The Company performs a quarterly analysis of those securities that are in an unrealized loss position to determine if those losses qualify as other-than-temporary impairments. This analysis considers the following criteria in its determination: the ability of the issuer to meet its obligations when the loss position is due to a deterioration in credit quality, management’s plans and ability to maintain its investment in the security, the length of time and the amount by which the security has been in a loss position, the interest rate environment, the general economic environment and prospects for improvement or deterioration.


Management believes that none of the unrealized losses on available-for-sale securities noted above are other than temporary due to the fact that they relate to market interest rate changes on U.S. Government agency debt, corporate debt and mortgage-backed securities issued by U.S. Government agencies. Management considers the issuers of the securities to be financially sound, the corporate bonds are investment grade and the Company expects to receive all contractual principal and interest related to these investments. Because the Company does not intend to sell the investments, and it is not more-likely-than-not that the Company will be required to sell the investments before recovery of their amortized cost basis, which may be maturity, the Company does not consider those investments to be other-than-temporarily impaired at December 31, 2014.
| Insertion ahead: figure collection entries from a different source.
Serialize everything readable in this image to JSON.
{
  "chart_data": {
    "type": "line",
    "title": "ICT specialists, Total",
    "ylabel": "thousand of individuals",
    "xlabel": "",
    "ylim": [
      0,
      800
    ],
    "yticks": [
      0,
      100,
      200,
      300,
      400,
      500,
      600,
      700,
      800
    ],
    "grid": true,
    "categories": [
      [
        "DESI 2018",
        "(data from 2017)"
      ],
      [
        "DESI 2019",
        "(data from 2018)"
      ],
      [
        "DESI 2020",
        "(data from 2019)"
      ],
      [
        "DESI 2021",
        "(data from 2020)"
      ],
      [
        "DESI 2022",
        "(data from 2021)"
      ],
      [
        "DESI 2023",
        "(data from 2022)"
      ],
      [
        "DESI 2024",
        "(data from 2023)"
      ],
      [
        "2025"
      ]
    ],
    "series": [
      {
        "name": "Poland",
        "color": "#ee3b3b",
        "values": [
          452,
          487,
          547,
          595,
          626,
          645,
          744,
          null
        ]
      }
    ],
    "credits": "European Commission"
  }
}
At December 31, 2014 and 2013, available-for-sale securities with a carrying value of $4.4 million and $5.8 million, respectively, were pledged to secure municipal deposits.


The amortized cost and fair value of available-for-sale debt securities at December 31, 2014 by contractual maturity are presented below. Actual maturities of mortgage-backed securities may differ from contractual maturities because the mortgages underlying the securities may be repaid without any penalties. Because mortgage-backed securities are not due at a single maturity date, they are not included in the maturity categories in the following maturity summary.


(in thousands)

 

Amortized Cost

   

Fair Value

 

Maturity:

               

Corporate bonds 5 to 10 years

  $ 9,000     $ 8,936  

U.S. Government agency bonds < 5 years

    2,500       2,489  

U.S. Government agency bonds 5 to 10 years

    5,000       4,920  

U.S. Government agency mortgage-backed securities

    17,635       17,337  

Total

  $ 34,135     $ 33,682  

During 2014 and 2013, there were no sales of available-for-sale securities. During 2012, sales of available-for-sale securities resulted in the Company recognizing proceeds of $45.2 million and net gains of $911,000.